Stress factors will still come in and out of your consciousness, but you will begin to assess them with clarity and proceed forward with purpose vs. an emotional reaction. If you think you don’t have time to meditate, think about the time lost spinning your wheels or apologizing for a blow up - not to mention the impact on your health and relationships. I’m no expert, but I can say with near certainty that stress will rarely lead to a more favorable outcome.
Distraction. This is a tough one for me. How often are you thinking about a future commitment while working on a current one? You’re responding to an important email but replaying a conversation with your spouse in your head. You’re making dinner while rehearsing your opening argument for tomorrow’s case. Ahhh, some good ole multitasking. We regard it as a professional skill or even claim it as our super-hero power, showcasing all of our impressive simultaneous accomplishments.

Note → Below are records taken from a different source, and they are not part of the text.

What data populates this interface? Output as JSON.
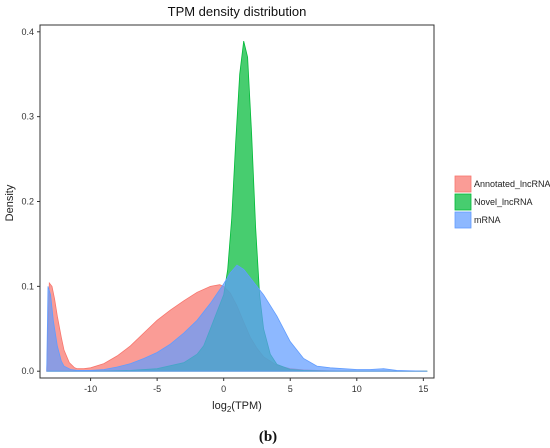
{
  "chart_data": {
    "type": "area",
    "title": "TPM density distribution",
    "xlabel_main": "log",
    "xlabel_sub": "2",
    "xlabel_rest": "(TPM)",
    "ylabel": "Density",
    "xlim": [
      -13.8,
      15.8
    ],
    "ylim": [
      -0.008,
      0.408
    ],
    "x_ticks": [
      -10,
      -5,
      0,
      5,
      10,
      15
    ],
    "x_tick_labels": [
      "-10",
      "-5",
      "0",
      "5",
      "10",
      "15"
    ],
    "y_ticks": [
      0.0,
      0.1,
      0.2,
      0.3,
      0.4
    ],
    "y_tick_labels": [
      "0.0",
      "0.1",
      "0.2",
      "0.3",
      "0.4"
    ],
    "grid": false,
    "legend_position": "right",
    "series": [
      {
        "name": "Annotated_lncRNA",
        "color": "#F8766D",
        "x": [
          -13.3,
          -13.1,
          -12.9,
          -12.7,
          -12.5,
          -12.2,
          -12.0,
          -11.6,
          -11.2,
          -11.0,
          -10.5,
          -10.0,
          -9.0,
          -8.0,
          -7.0,
          -6.0,
          -5.0,
          -4.0,
          -3.0,
          -2.0,
          -1.0,
          -0.3,
          0.0,
          0.5,
          1.0,
          1.5,
          2.0,
          2.5,
          3.0,
          4.0,
          5.0,
          6.0,
          7.0,
          8.0,
          10.0,
          12.0,
          15.3
        ],
        "y": [
          0.0,
          0.104,
          0.1,
          0.085,
          0.065,
          0.04,
          0.025,
          0.01,
          0.004,
          0.003,
          0.003,
          0.004,
          0.009,
          0.018,
          0.03,
          0.045,
          0.06,
          0.072,
          0.083,
          0.093,
          0.1,
          0.102,
          0.1,
          0.092,
          0.077,
          0.058,
          0.04,
          0.027,
          0.017,
          0.007,
          0.003,
          0.0015,
          0.001,
          0.0005,
          0.0,
          0.0,
          0.0
        ]
      },
      {
        "name": "Novel_lncRNA",
        "color": "#00BA38",
        "x": [
          -13.3,
          -10.0,
          -7.0,
          -5.0,
          -3.0,
          -2.0,
          -1.5,
          -1.0,
          -0.5,
          0.0,
          0.3,
          0.6,
          0.9,
          1.2,
          1.5,
          1.8,
          2.1,
          2.4,
          2.7,
          3.0,
          3.5,
          4.0,
          5.0,
          6.0,
          8.0,
          10.0,
          12.0,
          15.3
        ],
        "y": [
          0.0,
          0.0,
          0.001,
          0.003,
          0.01,
          0.02,
          0.03,
          0.05,
          0.07,
          0.09,
          0.12,
          0.18,
          0.27,
          0.35,
          0.389,
          0.37,
          0.28,
          0.17,
          0.09,
          0.05,
          0.02,
          0.008,
          0.002,
          0.001,
          0.0,
          0.0,
          0.0,
          0.0
        ]
      },
      {
        "name": "mRNA",
        "color": "#619CFF",
        "x": [
          -13.3,
          -13.2,
          -13.0,
          -12.8,
          -12.5,
          -12.2,
          -12.0,
          -11.5,
          -11.0,
          -10.0,
          -9.0,
          -8.0,
          -7.0,
          -6.0,
          -5.0,
          -4.0,
          -3.0,
          -2.0,
          -1.0,
          0.0,
          0.5,
          1.0,
          1.5,
          2.0,
          3.0,
          4.0,
          5.0,
          6.0,
          7.0,
          8.0,
          9.0,
          10.0,
          11.0,
          12.0,
          12.5,
          13.0,
          14.0,
          15.3
        ],
        "y": [
          0.0,
          0.1,
          0.09,
          0.06,
          0.03,
          0.012,
          0.006,
          0.002,
          0.001,
          0.001,
          0.002,
          0.005,
          0.009,
          0.015,
          0.022,
          0.032,
          0.045,
          0.06,
          0.08,
          0.103,
          0.116,
          0.125,
          0.12,
          0.11,
          0.09,
          0.065,
          0.035,
          0.015,
          0.006,
          0.004,
          0.003,
          0.002,
          0.002,
          0.003,
          0.002,
          0.001,
          0.0005,
          0.0
        ]
      }
    ],
    "caption": "(b)"
  }
}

Here’s the truth. You’re doing too much. You'll never do your best work on any of your multiple tasks juggling them all at once. Instead prioritize, pay attention and be fully present in the work you’re doing now.
In a culture where success is defined by accomplishment, an overflowing plate has become a badge of honor. If we don’t appear to be busy we obviously don’t have enough to do, so we take on more and more to distinguish ourselves. We’re recognized for investing the long hours and going beyond the call of duty and before we know it, we look at our calendars and say…
“I can’t believe it’s almost Christmas already. This year has really flown by!”
Slow down and take a deep breath. Show up for the current moment, because the current moment is all we every really have. Until we meet again, be the change.